After reporting continuous losses since it was founded in 2014, Chinese electric carmaker Nio has finally reported its first profitable quarter. The achievement is especially significant given that the company was able to achieve amid the global economic downturn caused by the coronavirus pandemic.

Nio, which is often designated as China's Tesla, mentioned in its filing with the New York Stock Exchange on Tuesday that it was finally able to generate a profit during its second quarter. The company reported relatively humble earnings of 313.1 million yuan, or roughly $44.3 million, for the three month period.

Net losses attributable to shareholders dropped by about 64 percent year-on-year to about 1.2 billion yuan. For its previous quarter, Nio reported a gross loss of 167.5 million yuan. Prior to that, Nio had been struggling with its liquidity. The company stated late last year that it needed to raise capital to continue its operations in 2020. The Shanghai-based company reported a $1.6 billion loss in 2019.

 For its latest quarter ending in June, total revenues jumped by about 171 percent compared with the previous quarter. Revenues reached more than 3.7 billion yuan, or roughly double its previously reported revenues during the same period last year.
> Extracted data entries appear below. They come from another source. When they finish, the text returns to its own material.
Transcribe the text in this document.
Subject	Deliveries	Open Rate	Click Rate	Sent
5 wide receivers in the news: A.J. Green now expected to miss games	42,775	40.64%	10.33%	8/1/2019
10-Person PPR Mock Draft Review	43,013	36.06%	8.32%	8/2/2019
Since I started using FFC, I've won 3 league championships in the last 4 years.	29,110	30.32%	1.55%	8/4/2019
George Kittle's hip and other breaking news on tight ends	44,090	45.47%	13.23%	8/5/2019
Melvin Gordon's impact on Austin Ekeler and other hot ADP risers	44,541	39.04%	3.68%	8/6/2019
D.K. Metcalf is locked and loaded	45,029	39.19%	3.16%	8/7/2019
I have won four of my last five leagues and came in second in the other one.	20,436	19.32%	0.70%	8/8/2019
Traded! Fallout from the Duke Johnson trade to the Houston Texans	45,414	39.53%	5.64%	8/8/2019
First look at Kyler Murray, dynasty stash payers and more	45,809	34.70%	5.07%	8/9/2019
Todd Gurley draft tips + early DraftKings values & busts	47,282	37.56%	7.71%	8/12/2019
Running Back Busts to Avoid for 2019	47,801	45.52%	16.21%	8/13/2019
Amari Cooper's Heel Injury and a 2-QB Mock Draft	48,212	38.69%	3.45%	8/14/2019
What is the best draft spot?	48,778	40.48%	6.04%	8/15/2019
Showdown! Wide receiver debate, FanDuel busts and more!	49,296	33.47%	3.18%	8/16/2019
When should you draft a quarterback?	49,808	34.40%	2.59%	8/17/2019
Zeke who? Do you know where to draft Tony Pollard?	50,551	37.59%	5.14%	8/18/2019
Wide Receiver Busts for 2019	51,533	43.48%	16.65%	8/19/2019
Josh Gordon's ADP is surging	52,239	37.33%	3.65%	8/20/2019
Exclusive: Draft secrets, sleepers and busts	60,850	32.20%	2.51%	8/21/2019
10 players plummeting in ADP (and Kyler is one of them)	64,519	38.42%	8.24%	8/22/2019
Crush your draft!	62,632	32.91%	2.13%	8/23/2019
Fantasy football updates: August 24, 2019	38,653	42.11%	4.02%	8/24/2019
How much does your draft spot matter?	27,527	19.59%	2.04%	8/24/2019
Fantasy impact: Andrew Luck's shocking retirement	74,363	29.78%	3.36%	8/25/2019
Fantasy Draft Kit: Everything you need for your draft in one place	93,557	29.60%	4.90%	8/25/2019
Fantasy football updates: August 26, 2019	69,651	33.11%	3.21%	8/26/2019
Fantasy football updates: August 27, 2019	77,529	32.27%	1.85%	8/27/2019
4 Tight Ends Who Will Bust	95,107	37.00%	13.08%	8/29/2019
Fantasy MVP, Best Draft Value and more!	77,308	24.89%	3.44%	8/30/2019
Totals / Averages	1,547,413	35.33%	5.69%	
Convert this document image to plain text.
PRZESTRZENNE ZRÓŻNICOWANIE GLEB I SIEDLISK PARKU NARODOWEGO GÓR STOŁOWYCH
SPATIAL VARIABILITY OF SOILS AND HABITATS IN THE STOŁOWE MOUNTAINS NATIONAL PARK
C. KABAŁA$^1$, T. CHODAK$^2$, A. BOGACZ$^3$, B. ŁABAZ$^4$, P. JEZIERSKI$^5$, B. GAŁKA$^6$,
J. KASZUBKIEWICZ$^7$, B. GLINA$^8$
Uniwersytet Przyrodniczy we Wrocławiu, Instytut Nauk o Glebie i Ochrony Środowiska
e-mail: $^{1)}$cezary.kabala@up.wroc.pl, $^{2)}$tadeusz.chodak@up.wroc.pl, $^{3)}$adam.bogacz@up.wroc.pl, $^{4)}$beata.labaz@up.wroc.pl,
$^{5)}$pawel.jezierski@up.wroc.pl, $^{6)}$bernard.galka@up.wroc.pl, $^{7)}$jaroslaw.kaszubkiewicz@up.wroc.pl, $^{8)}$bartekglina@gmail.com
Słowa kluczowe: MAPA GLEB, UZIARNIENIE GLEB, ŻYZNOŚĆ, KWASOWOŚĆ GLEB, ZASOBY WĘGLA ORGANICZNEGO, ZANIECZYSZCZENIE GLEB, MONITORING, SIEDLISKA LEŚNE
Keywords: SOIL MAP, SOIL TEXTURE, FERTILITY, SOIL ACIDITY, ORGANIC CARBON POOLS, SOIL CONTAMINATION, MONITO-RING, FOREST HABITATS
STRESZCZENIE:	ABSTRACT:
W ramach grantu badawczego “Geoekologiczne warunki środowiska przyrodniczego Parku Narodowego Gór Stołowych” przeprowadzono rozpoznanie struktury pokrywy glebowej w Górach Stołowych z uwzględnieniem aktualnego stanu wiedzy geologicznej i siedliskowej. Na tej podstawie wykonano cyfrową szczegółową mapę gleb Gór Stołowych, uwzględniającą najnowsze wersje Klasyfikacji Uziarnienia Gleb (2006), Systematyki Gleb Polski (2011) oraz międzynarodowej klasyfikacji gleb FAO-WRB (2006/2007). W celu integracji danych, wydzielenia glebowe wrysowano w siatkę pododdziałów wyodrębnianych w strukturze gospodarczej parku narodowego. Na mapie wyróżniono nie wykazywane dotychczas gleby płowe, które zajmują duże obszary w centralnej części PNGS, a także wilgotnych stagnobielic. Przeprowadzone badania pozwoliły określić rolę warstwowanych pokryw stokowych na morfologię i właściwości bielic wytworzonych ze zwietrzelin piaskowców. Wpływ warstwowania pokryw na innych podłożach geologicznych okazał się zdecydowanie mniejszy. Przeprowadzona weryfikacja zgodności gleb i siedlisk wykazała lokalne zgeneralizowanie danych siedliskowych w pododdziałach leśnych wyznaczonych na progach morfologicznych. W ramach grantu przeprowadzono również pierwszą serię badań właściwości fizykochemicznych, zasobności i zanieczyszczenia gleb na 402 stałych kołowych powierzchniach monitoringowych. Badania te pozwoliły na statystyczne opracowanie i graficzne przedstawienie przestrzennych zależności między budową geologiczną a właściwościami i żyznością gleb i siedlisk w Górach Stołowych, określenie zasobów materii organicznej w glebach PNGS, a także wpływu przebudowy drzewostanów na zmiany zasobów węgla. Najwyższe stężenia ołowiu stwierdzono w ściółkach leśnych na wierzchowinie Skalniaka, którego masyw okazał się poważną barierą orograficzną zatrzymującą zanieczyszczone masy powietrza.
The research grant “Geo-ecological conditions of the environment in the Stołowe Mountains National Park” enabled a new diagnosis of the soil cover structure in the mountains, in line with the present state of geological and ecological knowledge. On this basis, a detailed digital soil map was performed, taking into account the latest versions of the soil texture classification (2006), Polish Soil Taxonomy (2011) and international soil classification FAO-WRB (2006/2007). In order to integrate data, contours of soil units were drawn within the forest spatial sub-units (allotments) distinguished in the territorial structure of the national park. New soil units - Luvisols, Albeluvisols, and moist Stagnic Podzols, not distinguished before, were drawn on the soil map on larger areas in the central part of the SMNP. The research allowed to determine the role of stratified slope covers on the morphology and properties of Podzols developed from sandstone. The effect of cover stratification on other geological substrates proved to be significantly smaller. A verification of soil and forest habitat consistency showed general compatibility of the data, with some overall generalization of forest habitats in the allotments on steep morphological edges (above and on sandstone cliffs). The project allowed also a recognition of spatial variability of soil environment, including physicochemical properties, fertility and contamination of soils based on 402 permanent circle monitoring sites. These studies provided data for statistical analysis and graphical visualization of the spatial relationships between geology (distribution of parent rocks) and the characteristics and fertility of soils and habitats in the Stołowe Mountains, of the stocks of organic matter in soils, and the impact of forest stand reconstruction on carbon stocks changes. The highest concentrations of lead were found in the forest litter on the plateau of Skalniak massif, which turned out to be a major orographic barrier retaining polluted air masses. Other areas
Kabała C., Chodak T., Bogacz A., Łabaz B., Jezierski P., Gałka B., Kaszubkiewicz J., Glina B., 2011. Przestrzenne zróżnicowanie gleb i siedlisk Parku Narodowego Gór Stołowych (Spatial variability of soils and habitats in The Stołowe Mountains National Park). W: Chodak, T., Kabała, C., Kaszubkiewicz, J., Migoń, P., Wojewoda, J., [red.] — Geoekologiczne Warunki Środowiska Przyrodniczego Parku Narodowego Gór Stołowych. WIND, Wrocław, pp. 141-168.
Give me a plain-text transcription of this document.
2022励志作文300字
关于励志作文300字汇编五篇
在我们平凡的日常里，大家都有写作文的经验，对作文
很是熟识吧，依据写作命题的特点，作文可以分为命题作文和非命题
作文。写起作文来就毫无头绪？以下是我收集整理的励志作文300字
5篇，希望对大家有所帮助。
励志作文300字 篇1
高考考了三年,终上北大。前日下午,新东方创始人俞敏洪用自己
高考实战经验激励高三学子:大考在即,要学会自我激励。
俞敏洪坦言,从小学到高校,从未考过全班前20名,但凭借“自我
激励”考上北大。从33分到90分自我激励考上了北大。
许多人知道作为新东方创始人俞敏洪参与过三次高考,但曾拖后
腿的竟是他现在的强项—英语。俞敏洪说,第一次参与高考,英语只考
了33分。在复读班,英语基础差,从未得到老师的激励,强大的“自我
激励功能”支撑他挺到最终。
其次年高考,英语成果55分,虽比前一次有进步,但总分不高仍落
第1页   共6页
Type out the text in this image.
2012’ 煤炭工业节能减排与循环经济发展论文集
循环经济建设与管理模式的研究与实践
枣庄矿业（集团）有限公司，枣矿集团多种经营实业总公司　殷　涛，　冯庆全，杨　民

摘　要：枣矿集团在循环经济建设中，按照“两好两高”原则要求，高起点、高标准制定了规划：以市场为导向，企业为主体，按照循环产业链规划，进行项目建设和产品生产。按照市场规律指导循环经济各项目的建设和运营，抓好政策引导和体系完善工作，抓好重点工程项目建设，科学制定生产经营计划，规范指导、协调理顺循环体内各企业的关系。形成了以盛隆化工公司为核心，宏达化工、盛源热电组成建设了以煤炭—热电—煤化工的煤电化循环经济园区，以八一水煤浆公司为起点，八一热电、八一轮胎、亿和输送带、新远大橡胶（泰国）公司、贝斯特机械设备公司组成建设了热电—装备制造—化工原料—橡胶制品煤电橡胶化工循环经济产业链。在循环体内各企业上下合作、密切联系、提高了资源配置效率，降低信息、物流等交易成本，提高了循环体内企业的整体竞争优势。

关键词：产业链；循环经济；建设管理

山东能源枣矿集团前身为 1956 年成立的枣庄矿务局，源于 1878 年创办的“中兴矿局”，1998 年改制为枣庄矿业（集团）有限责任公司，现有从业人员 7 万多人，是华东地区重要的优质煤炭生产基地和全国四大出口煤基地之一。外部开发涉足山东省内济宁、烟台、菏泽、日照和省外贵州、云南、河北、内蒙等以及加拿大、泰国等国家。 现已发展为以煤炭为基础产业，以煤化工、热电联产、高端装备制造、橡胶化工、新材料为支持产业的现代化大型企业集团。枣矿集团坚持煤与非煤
Nio sold a total of 10,331 fully-electric vehicles in the second quarter, or nearly triple the number of units sold during the first quarter. July was the company's most profitable month, with 3,533 vehicles sold.

Following the news, Nio's share prices in New York surged by more than 10 percent, reaching a high of $15.25 per share. The stock then corrected and ended the day lower at $12.99 per share. Since the start of the year, Nio's share prices have rallied, surging by more than 257 percent since June.

Nio attributed the gains for the quarter to the continued supporting measures imposed by the Chinese government aimed at bolstering the country's new energy sector. It also attributed the gains to increased investor interest in its operations, particularly from tech giants such as Tencent Holdings. In June, Tencent increased its stake in the company to 15.1 percent, injecting more than $10 million in new capital. Tencent is currently the largest shareholder, followed by Nio's founder and chairman, William Li Bin.